Here are five ways to make the most of it:
1. Get organized now.
In an ideal world, you’ve kept records neatly filed throughout 2014 so that, come tax time, you can easily pull them out of a folder. But most business owners—unless they hire a bookkeeper—aren’t so organized. January and early February are good months to pull together all the documents you’ll need to file your tax return, including business expense receipts, payroll records, financial statements, and quarterly estimated tax records. Incorporated businesses, which file a corporate tax return, will also want to keep a copy of their certificate of incorporation, as well as a list of directors and shareholders and their contact information.
Allan Madan, a certified public accountant, recommends that business owners carefully document all expenses they plan to claim deductions for, whether office supplies or business meals. “These documents should clearly show vendor name, date, and amount,” he writes on New York International. Those expense records should be kept for a minimum of six years, Madan says.
2. Deliver income statements to employees and contractors by Jan. 31.
Federal law requires employers to send out income statements to employees and independent contractors by January 31st.

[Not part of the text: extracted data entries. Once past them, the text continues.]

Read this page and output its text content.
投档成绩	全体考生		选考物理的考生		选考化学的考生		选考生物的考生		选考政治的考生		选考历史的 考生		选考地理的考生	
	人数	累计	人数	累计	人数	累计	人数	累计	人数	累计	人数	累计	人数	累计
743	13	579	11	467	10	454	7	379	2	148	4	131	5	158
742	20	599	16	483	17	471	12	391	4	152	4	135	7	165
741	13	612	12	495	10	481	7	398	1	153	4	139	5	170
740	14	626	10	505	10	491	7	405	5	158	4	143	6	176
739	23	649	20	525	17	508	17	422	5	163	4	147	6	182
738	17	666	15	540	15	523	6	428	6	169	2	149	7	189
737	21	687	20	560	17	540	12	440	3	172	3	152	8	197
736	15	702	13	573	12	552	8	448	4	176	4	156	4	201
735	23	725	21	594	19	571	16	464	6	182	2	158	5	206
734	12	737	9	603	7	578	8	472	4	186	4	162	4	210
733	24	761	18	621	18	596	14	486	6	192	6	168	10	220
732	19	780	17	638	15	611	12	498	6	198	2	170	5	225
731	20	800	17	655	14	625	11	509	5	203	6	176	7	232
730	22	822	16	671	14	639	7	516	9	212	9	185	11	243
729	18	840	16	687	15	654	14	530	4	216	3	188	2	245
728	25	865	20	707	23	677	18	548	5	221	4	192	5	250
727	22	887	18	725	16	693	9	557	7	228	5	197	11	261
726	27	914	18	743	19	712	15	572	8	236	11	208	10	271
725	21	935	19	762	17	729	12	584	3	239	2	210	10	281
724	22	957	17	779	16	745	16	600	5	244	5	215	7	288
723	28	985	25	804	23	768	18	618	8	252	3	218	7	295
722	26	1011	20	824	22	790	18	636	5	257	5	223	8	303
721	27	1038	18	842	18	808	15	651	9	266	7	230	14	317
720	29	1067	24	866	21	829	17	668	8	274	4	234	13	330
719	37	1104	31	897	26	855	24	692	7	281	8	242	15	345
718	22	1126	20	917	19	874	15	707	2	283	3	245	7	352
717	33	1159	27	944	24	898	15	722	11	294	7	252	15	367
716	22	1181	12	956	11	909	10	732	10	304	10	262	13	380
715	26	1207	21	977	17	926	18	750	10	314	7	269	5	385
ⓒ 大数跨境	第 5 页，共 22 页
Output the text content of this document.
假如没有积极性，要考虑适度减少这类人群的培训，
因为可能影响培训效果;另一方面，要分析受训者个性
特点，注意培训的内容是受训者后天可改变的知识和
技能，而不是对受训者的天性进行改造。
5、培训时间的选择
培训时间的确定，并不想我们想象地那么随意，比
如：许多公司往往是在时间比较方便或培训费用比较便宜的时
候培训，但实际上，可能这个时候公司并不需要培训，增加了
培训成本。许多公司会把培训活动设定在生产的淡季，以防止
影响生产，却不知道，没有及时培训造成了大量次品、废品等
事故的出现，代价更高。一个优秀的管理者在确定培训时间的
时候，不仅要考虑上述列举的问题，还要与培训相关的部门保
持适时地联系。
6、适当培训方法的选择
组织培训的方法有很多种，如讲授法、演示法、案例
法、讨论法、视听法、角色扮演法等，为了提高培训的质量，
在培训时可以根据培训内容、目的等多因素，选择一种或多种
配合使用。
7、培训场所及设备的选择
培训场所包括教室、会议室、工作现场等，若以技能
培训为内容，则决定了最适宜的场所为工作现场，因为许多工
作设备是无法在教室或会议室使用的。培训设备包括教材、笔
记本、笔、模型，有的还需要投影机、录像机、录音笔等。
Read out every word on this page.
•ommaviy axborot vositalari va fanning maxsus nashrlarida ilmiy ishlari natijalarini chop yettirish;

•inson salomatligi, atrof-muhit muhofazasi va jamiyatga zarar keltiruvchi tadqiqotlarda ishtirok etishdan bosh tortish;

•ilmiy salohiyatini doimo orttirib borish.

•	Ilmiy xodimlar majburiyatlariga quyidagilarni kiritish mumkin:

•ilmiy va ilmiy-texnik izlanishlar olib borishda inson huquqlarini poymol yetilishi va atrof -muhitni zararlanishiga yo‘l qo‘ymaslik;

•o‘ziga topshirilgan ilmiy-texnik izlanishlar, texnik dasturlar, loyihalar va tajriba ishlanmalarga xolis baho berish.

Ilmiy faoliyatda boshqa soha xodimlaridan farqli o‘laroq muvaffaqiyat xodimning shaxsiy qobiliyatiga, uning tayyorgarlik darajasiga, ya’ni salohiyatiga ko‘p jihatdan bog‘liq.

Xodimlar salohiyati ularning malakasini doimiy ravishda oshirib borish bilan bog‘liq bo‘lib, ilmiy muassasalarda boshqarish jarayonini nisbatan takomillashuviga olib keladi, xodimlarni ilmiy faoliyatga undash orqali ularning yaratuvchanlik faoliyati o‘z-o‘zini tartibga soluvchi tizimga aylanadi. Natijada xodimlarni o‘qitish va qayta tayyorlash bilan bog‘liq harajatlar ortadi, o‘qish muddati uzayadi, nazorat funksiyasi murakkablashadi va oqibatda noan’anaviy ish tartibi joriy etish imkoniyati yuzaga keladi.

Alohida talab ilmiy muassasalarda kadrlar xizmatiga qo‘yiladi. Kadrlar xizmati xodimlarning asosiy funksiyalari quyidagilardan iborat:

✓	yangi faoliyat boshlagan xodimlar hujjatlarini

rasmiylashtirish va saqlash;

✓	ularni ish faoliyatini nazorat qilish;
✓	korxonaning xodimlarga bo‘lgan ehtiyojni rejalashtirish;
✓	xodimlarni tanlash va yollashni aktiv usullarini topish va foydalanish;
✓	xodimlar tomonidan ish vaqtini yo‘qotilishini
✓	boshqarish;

Employees, for example, must receive their W-2 and contractors who you paid at least $600 to must receive a 1099-MISC form.
3. Find a smart tax preparer with experience in your industry.
One of the best things you can do for yourself—and your business—is to make sure you’re working with a trustworthy accountant or tax preparer with experience preparing taxes for your type of business. This person should understand the financial dynamics of your industry, so they know all of the tax considerations and potential breaks you might qualify for.
A video by the Internal Revenue Service offers some questions that businesses should ask when choosing a tax preparer. These include:
- How much experience does the preparer have working with your type of business?
- What services are included in the preparer’s fee?
- If the IRS audits you, what is the preparer’s policy on assisting you?
4. Make sure you’re claiming all the deductions you qualify for.
A good tax preparer will help you find deductions your business is eligible for. But it can’t hurt to think about deduction opportunities yourself. Did you buy new equipment, software or real estate in the last year? Did you pay for insurance for your employees?
5. Take advantage of last-minute tax breaks.
You still may be able to get a few more tax breaks from Uncle Sam. Contributions for the previous tax year to several types of qualified retirement plans, including solo 401(k) plans and SEP-IRAs, can be made until your business’s tax-filing deadline. Both a SEP-IRA and a solo 401(k) allow business owners to contribute a maximum $52,000 for 2014, but both carry their own contribution rules. If you make tax-deferred contributions, these plans can offer a very nice tax deduction—allowing you to defer taxes until you tap the accounts in retirement.
Whatever you do, don’t rush to file your taxes—as mistakes can be costly and even lead to an audit. If you feel like you don’t have enough time to adequately prepare your taxes, the IRS allows you to file for an automatic six-month extension.